Passive microwave precipitation retrieval from satellite-borne microwave radiometers is often accomplished by the use of physically-based algorithms, which are based on Cloud Radiation Databases (CRD's). CRD's are composed of thousands of vertical microphysical profiles, which are produced by various Cloud Resolving Model (CRM) simulations, and their corresponding TB's which are calculated by radiative transfer models using the microphysical profiles as input.
Unfortunately, the relationship between the simulated microphysical profiles and the simulated multi-spectral TB's is not strictly unique. Therefore during precipitation retrieval, given a set of observed TB's, one can often match a set of microphysical profiles with strongly differing precipitation outcomes. To improve precipitation estimation, additional constraints are needed.

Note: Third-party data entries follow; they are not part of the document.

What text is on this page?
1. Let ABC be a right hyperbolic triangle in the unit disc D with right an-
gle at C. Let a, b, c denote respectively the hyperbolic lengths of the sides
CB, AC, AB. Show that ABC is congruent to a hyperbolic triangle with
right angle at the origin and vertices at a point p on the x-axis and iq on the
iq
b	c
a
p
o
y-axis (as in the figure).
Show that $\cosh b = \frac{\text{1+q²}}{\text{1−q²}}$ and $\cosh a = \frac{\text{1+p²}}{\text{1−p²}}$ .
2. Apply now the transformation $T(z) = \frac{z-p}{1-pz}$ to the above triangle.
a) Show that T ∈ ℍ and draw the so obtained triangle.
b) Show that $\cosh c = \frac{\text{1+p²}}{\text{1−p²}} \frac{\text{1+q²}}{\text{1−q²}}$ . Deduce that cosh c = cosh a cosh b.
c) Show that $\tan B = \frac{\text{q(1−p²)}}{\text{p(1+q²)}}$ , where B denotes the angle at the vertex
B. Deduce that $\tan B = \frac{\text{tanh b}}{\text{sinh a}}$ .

Fortunately, such constraints are virtually always available in the form of recent or short term projections of the synoptic situation which dramatically reduces the number of applicable profiles in the data base, when the profiles include the synoptic situation in effect when the profiles were simulated. The Cloud Dynamics and Radiation Database (CDRD) approach is an attempt to include this additional information in the CRD to increase the available constraints in selecting applicable database entries used in the estimation procedure. This additional information includes the dynamical, theromodynamical, hydrological (DTH) structure of the atmosphere, which is stored as DTH tags in the CDRD. By using a Bayesian physical-statistical estimation method, it is expected that more appropriate microphysical profiles can be chosen and thus precipitation retrieval uncertainties can be reduced.

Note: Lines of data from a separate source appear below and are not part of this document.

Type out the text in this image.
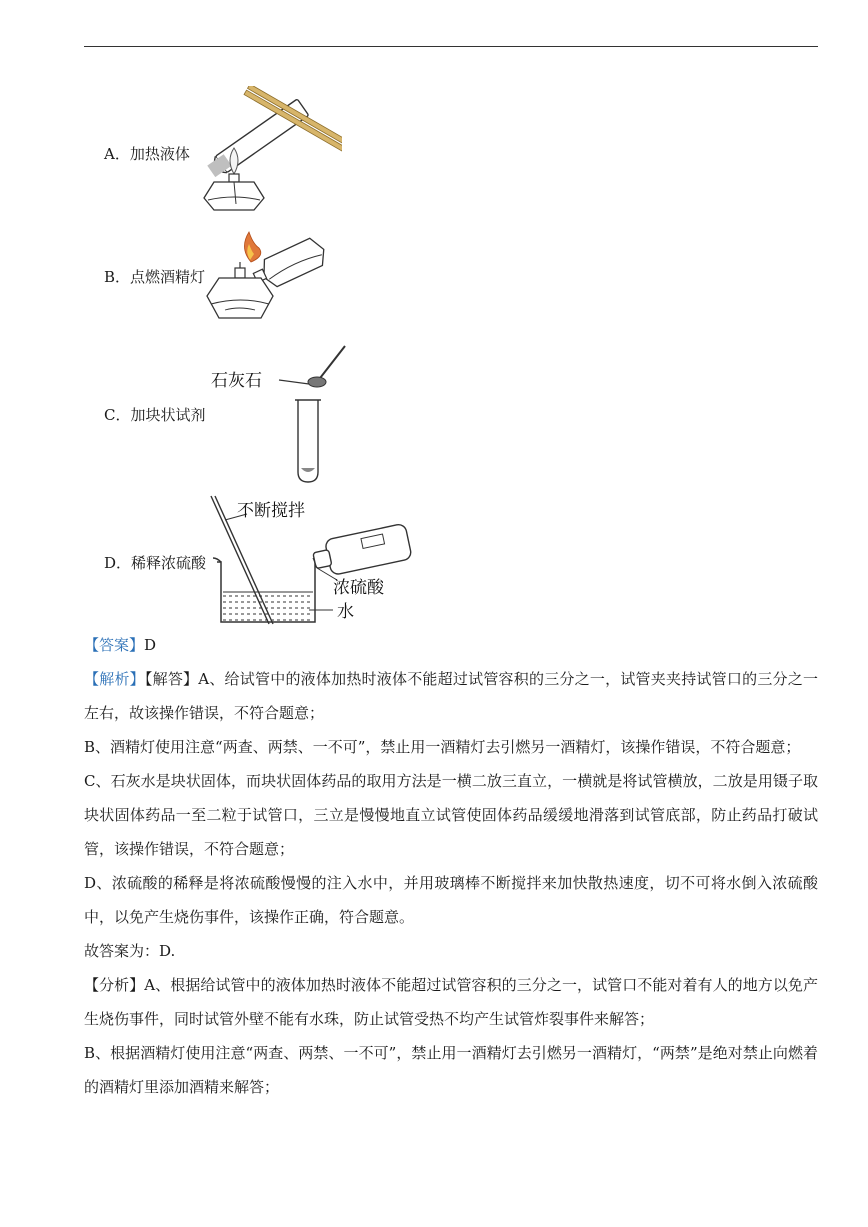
A．加热液体
B．点燃酒精灯
C．加块状试剂
石灰石
D．稀释浓硫酸
不断搅拌
浓硫酸
水

【答案】D

【解析】【解答】A、给试管中的液体加热时液体不能超过试管容积的三分之一，试管夹夹持试管口的三分之一左右，故该操作错误，不符合题意；

B、酒精灯使用注意“两查、两禁、一不可”，禁止用一酒精灯去引燃另一酒精灯，该操作错误，不符合题意；

C、石灰水是块状固体，而块状固体药品的取用方法是一横二放三直立，一横就是将试管横放，二放是用镊子取块状固体药品一至二粒于试管口，三立是慢慢地直立试管使固体药品缓缓地滑落到试管底部，防止药品打破试管，该操作错误，不符合题意；

D、浓硫酸的稀释是将浓硫酸慢慢的注入水中，并用玻璃棒不断搅拌来加快散热速度，切不可将水倒入浓硫酸中，以免产生烧伤事件，该操作正确，符合题意。

故答案为：D.

【分析】A、根据给试管中的液体加热时液体不能超过试管容积的三分之一，试管口不能对着有人的地方以免产生烧伤事件，同时试管外壁不能有水珠，防止试管受热不均产生试管炸裂事件来解答；

B、根据酒精灯使用注意“两查、两禁、一不可”，禁止用一酒精灯去引燃另一酒精灯，“两禁”是绝对禁止向燃着的酒精灯里添加酒精来解答；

In this study, we estimate quantitatively the degree to which uncertainty in precipitation estimation can be reduced through the addition of these dynamic and thermodynamic constraints. This will be accomplished through a procedure whereby we statistically analyze a CDRD of approximately 100 CRM simulations to determine the impact which several of the strongest dynamic and thermodynamic constraints have on the variance in the simulated precipitation rate that is associated with the simulated multispectral TB's.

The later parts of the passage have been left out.